The effort to pass patent litigation reform was recently reignited and has rapidly picked up momentum over the first half of the year. The debate this Congress has a distinctly different tone from the debate over the America Invents Act, though. Rather than the traditional industry divide of “big tech vs. big PhRMA,” there has been a broad based, cross-industry call for patent litigation reform, as evidenced by a letter to Congressional leadership from 50 trade associations stating that something must be done now.
The Administration entered the patent debate earlier this summer with a comprehensive plan to address patent troll issues, including fee shifting and real party in interest provisions, that was well received by the tech industry. Legislatively, several bills covering different parts of the debate have been introduced to date in the House and Senate. Of particular interest to Intuit are S. 1013, the Patent Abuse Reduction Act, sponsored by Senator Cornyn (R-TX), and H.R. 2639, the Patent Litigation Reform Act of 2013, sponsored by Congressmen Jeffries (D-NY) and Farenthold (R-TX). Both of these bills contain provisions that would address some of the systemic abuses in the current patent litigation system by: (1) requiring heightened pleading of patent infringement claims to provide greater transparency into the nature of the alleged infringement and ownership of the patent; (2) providing for staged and/or limited initial discovery; and (3) giving judges greater direction as to when they should shift fees. The Chairmen of the House and Senate Judiciary Committees plan to introduce bills in September that will serve as vehicles for the comprehensive reform effort.

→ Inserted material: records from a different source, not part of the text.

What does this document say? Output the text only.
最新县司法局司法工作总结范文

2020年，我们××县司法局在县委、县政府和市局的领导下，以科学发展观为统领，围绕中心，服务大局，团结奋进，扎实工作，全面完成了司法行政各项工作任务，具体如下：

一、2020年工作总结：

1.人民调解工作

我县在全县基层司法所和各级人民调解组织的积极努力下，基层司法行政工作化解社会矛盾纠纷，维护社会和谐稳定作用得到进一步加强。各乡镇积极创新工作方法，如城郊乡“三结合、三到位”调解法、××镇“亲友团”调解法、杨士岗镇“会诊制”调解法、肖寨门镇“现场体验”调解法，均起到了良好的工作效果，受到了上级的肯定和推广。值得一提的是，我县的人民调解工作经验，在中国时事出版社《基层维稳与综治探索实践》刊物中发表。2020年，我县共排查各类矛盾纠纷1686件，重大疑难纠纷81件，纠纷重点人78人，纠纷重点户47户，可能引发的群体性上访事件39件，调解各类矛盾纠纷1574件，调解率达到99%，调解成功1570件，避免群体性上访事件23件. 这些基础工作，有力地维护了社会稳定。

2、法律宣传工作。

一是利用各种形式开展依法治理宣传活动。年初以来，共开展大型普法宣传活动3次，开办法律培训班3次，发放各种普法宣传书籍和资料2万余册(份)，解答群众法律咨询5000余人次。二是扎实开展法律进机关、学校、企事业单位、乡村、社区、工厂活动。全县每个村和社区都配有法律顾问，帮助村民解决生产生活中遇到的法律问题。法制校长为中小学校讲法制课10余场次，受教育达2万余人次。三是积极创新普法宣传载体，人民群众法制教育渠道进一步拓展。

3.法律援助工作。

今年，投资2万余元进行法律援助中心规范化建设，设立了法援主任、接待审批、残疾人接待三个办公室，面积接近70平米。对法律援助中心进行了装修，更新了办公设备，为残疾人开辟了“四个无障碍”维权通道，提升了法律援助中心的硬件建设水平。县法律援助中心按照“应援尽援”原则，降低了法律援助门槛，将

However, we expect that these bills will be different in their initial approach. Namely, Chairman Leahy (D-VT) of the Senate Judiciary Committee will likely introduce a narrow bill that substantively will not address much more than when to stay end user/customer suits, but will amend his bill in committee to incorporate additional provisions. Chairman Goodlatte (R-VA) of the House Judiciary Committee will introduce a more comprehensive bill that will include heightened pleading, discovery, and fee shifting language at the outset and that will closely parallel Senator Cornyn’s legislation.
On the whole, there is a broad base of support for doing something on each of these issues in the larger comprehensive effort. However, the question remains how much can be done given the specter of trial bar opposition to setting a precedent for other litigation reform efforts. Currently, the prospects look very good for strong heightened pleading language and some form of staged discovery, pending the court’s consideration of certain motions. The prospects for cost shifting provisions – both for discovery beyond established documents and upon resolution of a case – are murkier. With regard to discovery shifting, there have been some concerns raised as to how to define “core documents” in a manner to provide judicial flexibility given evolving technologies. With regard to potential “loser pays” language, the concerns are much more politically driven, based purely on concerns that it would discourage independent inventors and small business from defending their rights.
These and related issues will be some of the key issues discussed in hearings held on introduced and proposed legislation this fall. The legislation, though, is not expected to move until during the 2014 work-period, given prioritization of other issues that Congress has to consider this fall, such as Syria, immigration, debt ceiling, and continued funding of the Federal government.